There are some fancy methods for monitoring distribution drift but they can be deceiving as some drifts won’t actually affect the model performance.
operations has been a big thing for a lot of my clients lately; there are a number of things i think about when deciding on retraining…
how stationary is the input? sometimes it’s clear that a problem is stationary in the input; e.g. a vision model trained on a large diverse natural set images from a phone is usually pretty stable whereas a time series problem often is not. i’ve found rapid retraining of a time series problem on a small recent window can give better results than a larger model trained on a longer window across all data.
how stationary is the output? the big thing i’ve found here to consider is feedback loops. when building a model that has outputs very close to the user experience; e.g.

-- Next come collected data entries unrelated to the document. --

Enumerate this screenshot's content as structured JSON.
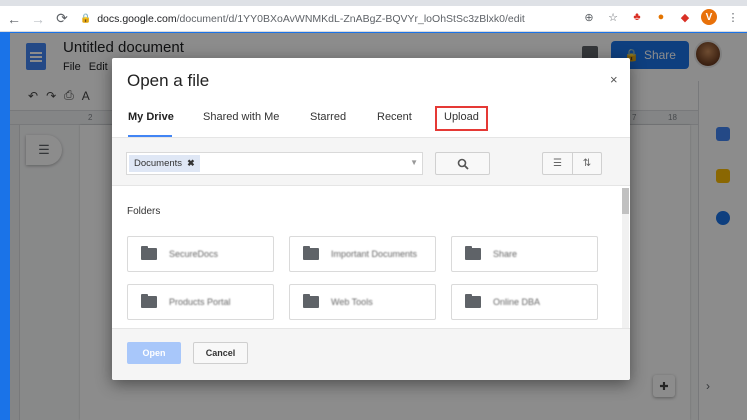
{
  "browser": {
    "url_host": "docs.google.com",
    "url_path": "/document/d/1YY0BXoAvWNMKdL-ZnABgZ-BQVYr_loOhStSc3zBlxk0/edit",
    "avatar_letter": "V"
  },
  "docs": {
    "title": "Untitled document",
    "menu": [
      "File",
      "Edit"
    ],
    "share_label": "Share",
    "ruler_numbers": [
      "2",
      "7",
      "18"
    ]
  },
  "dialog": {
    "title": "Open a file",
    "close": "×",
    "tabs": [
      {
        "label": "My Drive"
      },
      {
        "label": "Shared with Me"
      },
      {
        "label": "Starred"
      },
      {
        "label": "Recent"
      },
      {
        "label": "Upload"
      }
    ],
    "active_tab": "My Drive",
    "search_chip": "Documents",
    "section_label": "Folders",
    "folders": [
      {
        "name": "SecureDocs"
      },
      {
        "name": "Important Documents"
      },
      {
        "name": "Share"
      },
      {
        "name": "Products Portal"
      },
      {
        "name": "Web Tools"
      },
      {
        "name": "Online DBA"
      }
    ],
    "open_label": "Open",
    "cancel_label": "Cancel"
  },
  "colors": {
    "accent": "#1a73e8",
    "tab_underline": "#4285f4",
    "highlight": "#e53935",
    "open_disabled": "#a8c7fa"
  }
}
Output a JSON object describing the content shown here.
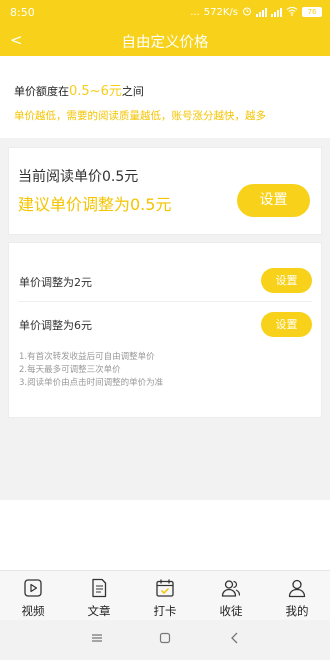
{
  "status_bar": {
    "time": "8:50",
    "dots": "...",
    "speed": "572K/s",
    "battery": "76"
  },
  "header": {
    "back_label": "<",
    "title": "自由定义价格"
  },
  "price_range": {
    "prefix": "单价额度在",
    "range": "0.5~6元",
    "suffix": "之间"
  },
  "tip": "单价越低，需要的阅读质量越低，账号涨分越快，越多",
  "current_card": {
    "current_text": "当前阅读单价0.5元",
    "suggest_text": "建议单价调整为0.5元",
    "button_label": "设置"
  },
  "options": [
    {
      "label": "单价调整为2元",
      "button_label": "设置"
    },
    {
      "label": "单价调整为6元",
      "button_label": "设置"
    }
  ],
  "notes": [
    "1.有首次转发收益后可自由调整单价",
    "2.每天最多可调整三次单价",
    "3.阅读单价由点击时间调整的单价为准"
  ],
  "tabs": [
    {
      "label": "视频",
      "icon": "video-icon"
    },
    {
      "label": "文章",
      "icon": "article-icon"
    },
    {
      "label": "打卡",
      "icon": "calendar-checkin-icon"
    },
    {
      "label": "收徒",
      "icon": "users-icon"
    },
    {
      "label": "我的",
      "icon": "profile-icon"
    }
  ],
  "colors": {
    "accent": "#f8d21a",
    "highlight_text": "#f5c400"
  }
}
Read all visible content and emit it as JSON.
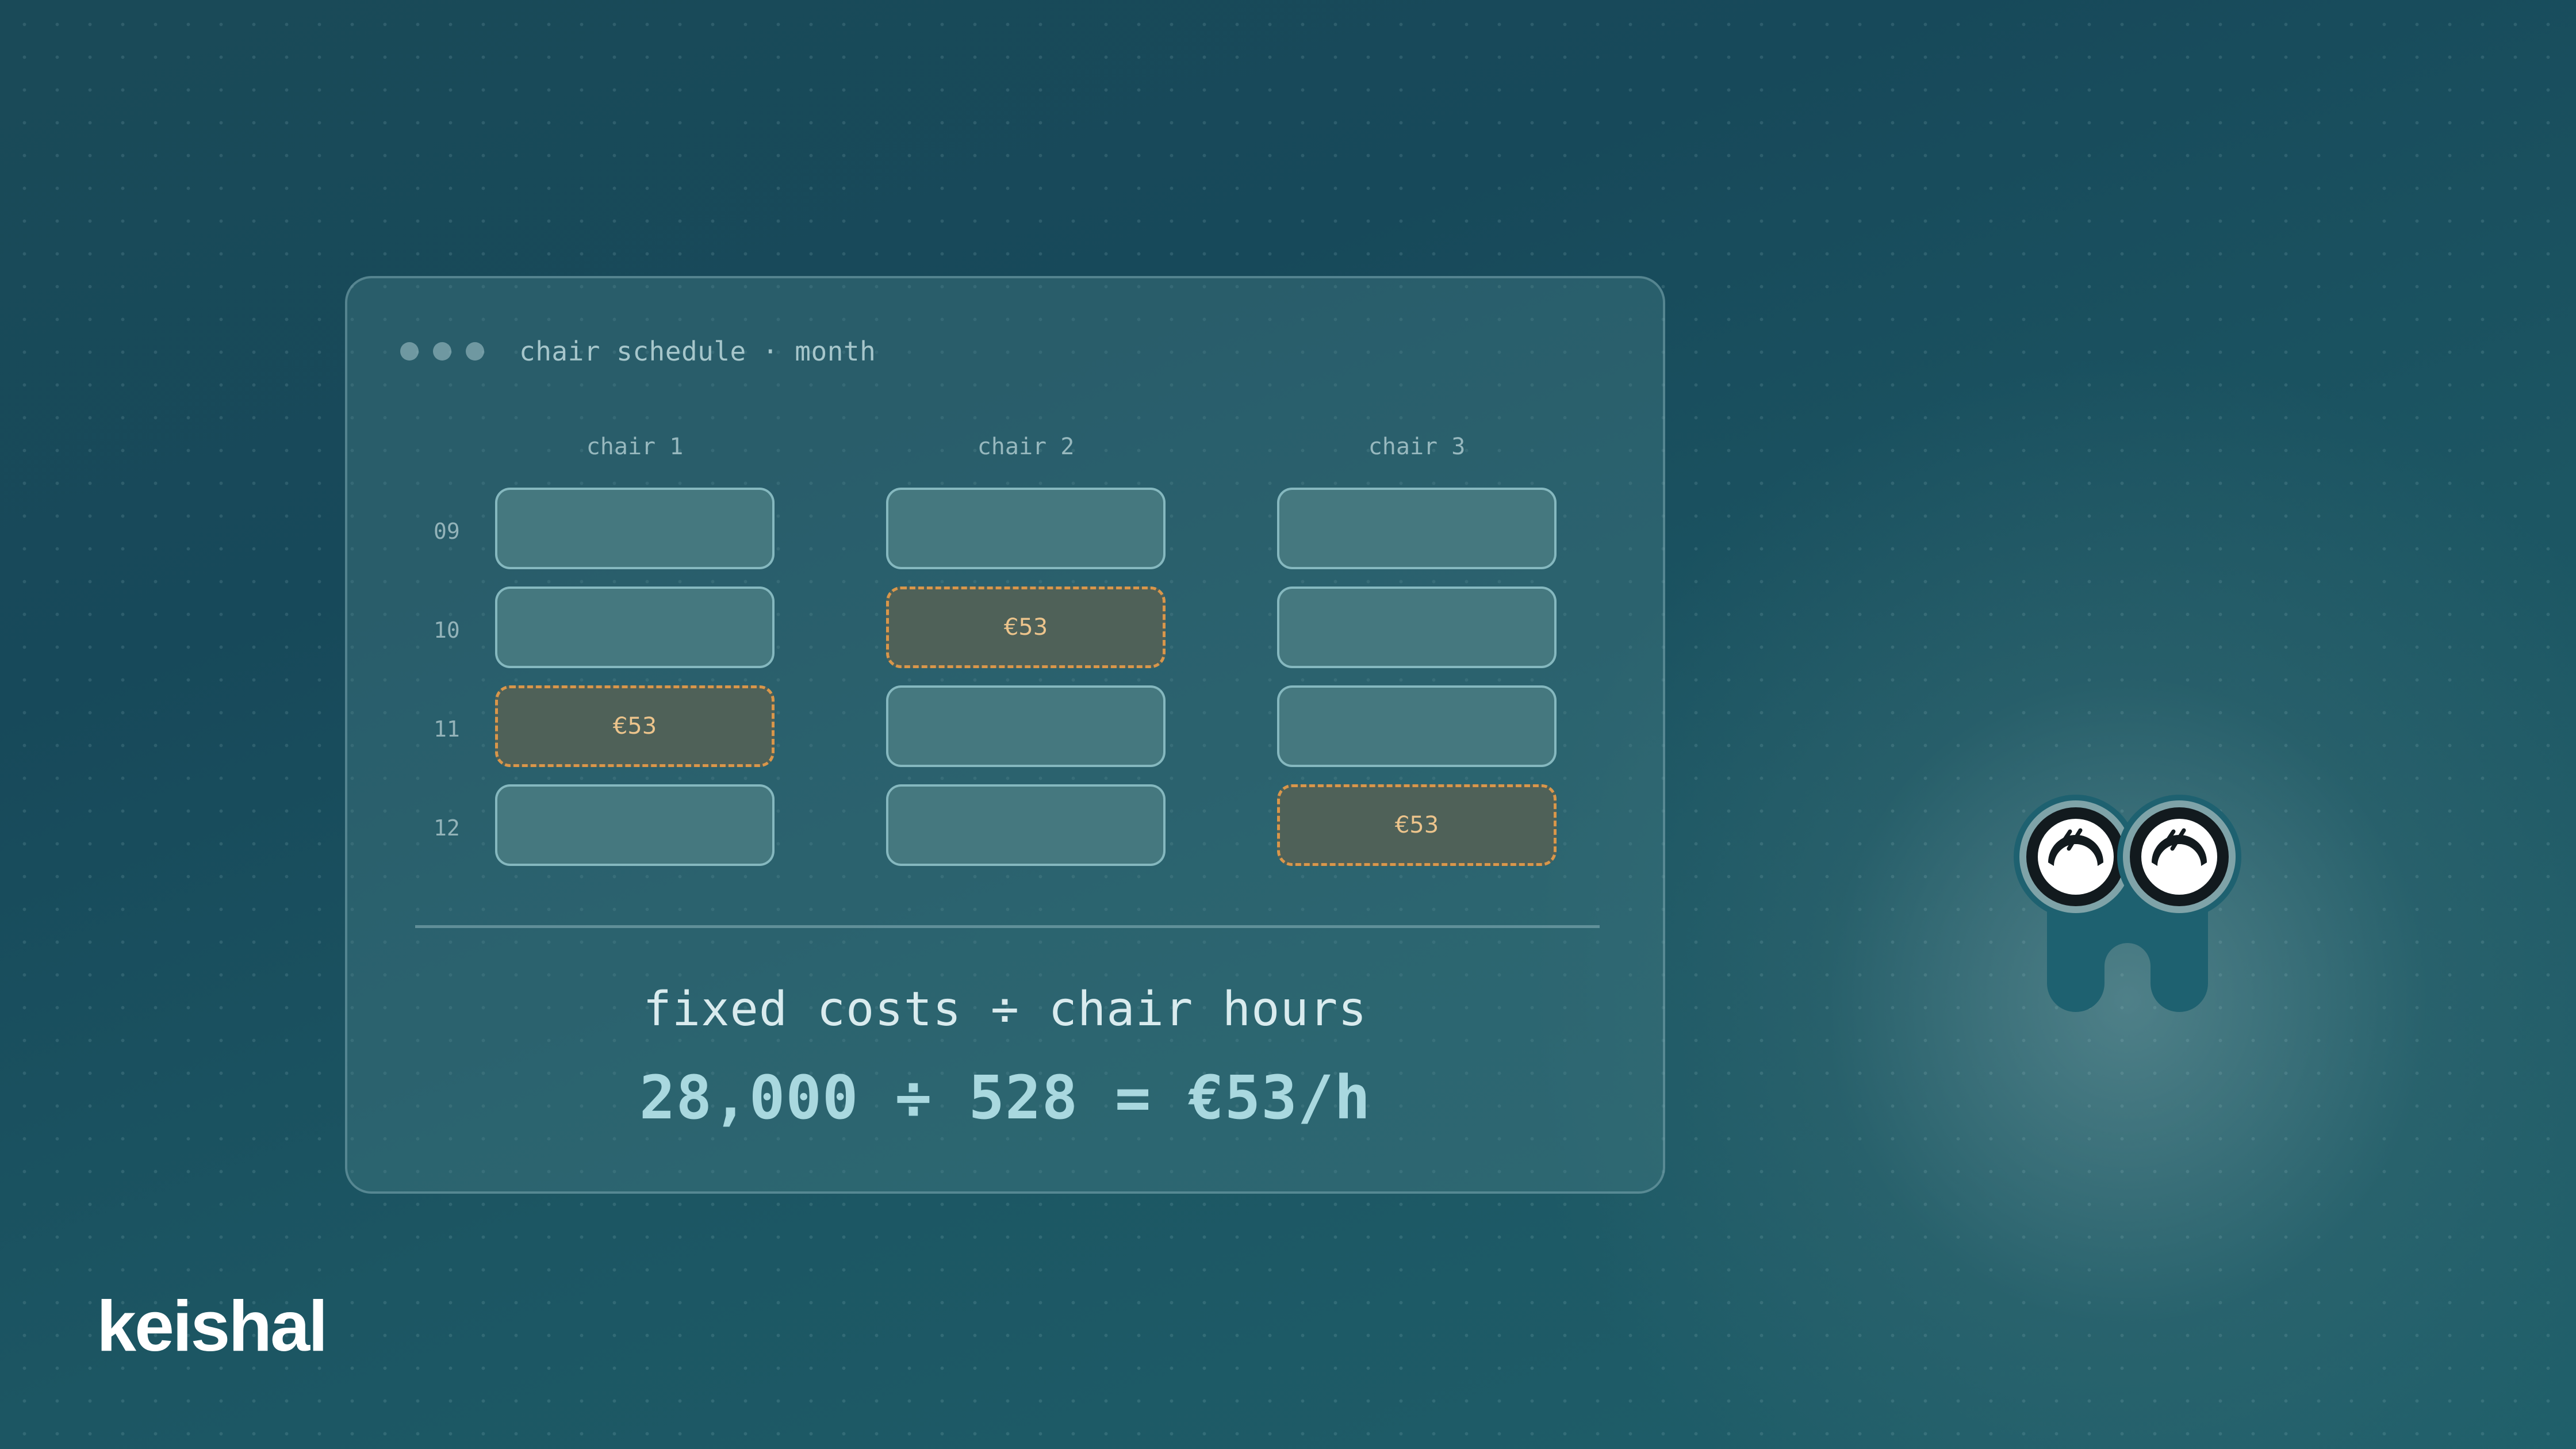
{
  "window": {
    "title": "chair schedule · month"
  },
  "schedule": {
    "columns": [
      "chair 1",
      "chair 2",
      "chair 3"
    ],
    "rows": [
      "09",
      "10",
      "11",
      "12"
    ],
    "bookings": [
      {
        "chair": "chair 2",
        "hour": "10",
        "price": "€53"
      },
      {
        "chair": "chair 1",
        "hour": "11",
        "price": "€53"
      },
      {
        "chair": "chair 3",
        "hour": "12",
        "price": "€53"
      }
    ]
  },
  "formula": {
    "text": "fixed costs ÷ chair hours",
    "result": "28,000 ÷ 528 = €53/h"
  },
  "brand": {
    "name": "keishal"
  },
  "icons": [
    "window-dot-icon",
    "mascot-icon"
  ],
  "colors": {
    "accent_booked": "#d9964a",
    "price_text": "#ecc48c",
    "slot_fill": "#45787f"
  }
}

P(click|impression)
then retraining can be critical to ensure the feedback loop doesn’t push things out of distribution too quickly.
monitoring in any case, expectations about feedback loops and stationarity are often wrong so the main thing is to be able to monitor drift. it’s not just about knowing when to retrain but, more importantly in the operational sense, when to occasionally turn off and fall back to whatever graceful degradation plan is in place ( you do have a graceful degradation plan don’t you? )
[related] active learning loops more and more i’ve seen clients wanting to make use of unlabelled data; a key thing being to direct labelling effort. things like uncertainty and diversity sampling, which are needed for active learning loops, end up being super useful for monitoring too.
challenger/champion sometimes the question isn’t “when do i retrain?” but “when do i expose users to my latest trained model?” in which case it’s more about retraining as frequently as you can and then focusing instead on how you want to slowly expose your model through techniques like shadow releases. the big question here is whether the added complexity is justified to get empirical info about a new model’s performance.
so many interesting problems in this space!
Two years ago there was an interesting seminal paper “Continual Learning in Practice” at the 2018 NeurIPS workshop on Continual learning.
I think that in the meantime we are exploring full continual learning systems in resesarch, frameworks like TFX/Kubeflow could try to offer some kind of “zero-touch ML” features.
Recently we approved TFX Periodic Training and I think that we can expand in that neighborhood when we are ready to explore/offer some plugabble automations.
In our team we work with fruit growers so we typically retrain at the end of each season, adding one more season in the training set and shifting the test set forward by one. Before we deploy to production, we have a process to “backfill” the previous season on the beta server, predicting each week with the data available at that point in time. If that’s better than our actual performance, we deploy. We tried different methods of train / test split in order to re-train more frequently, but those always resulted in overfitting models.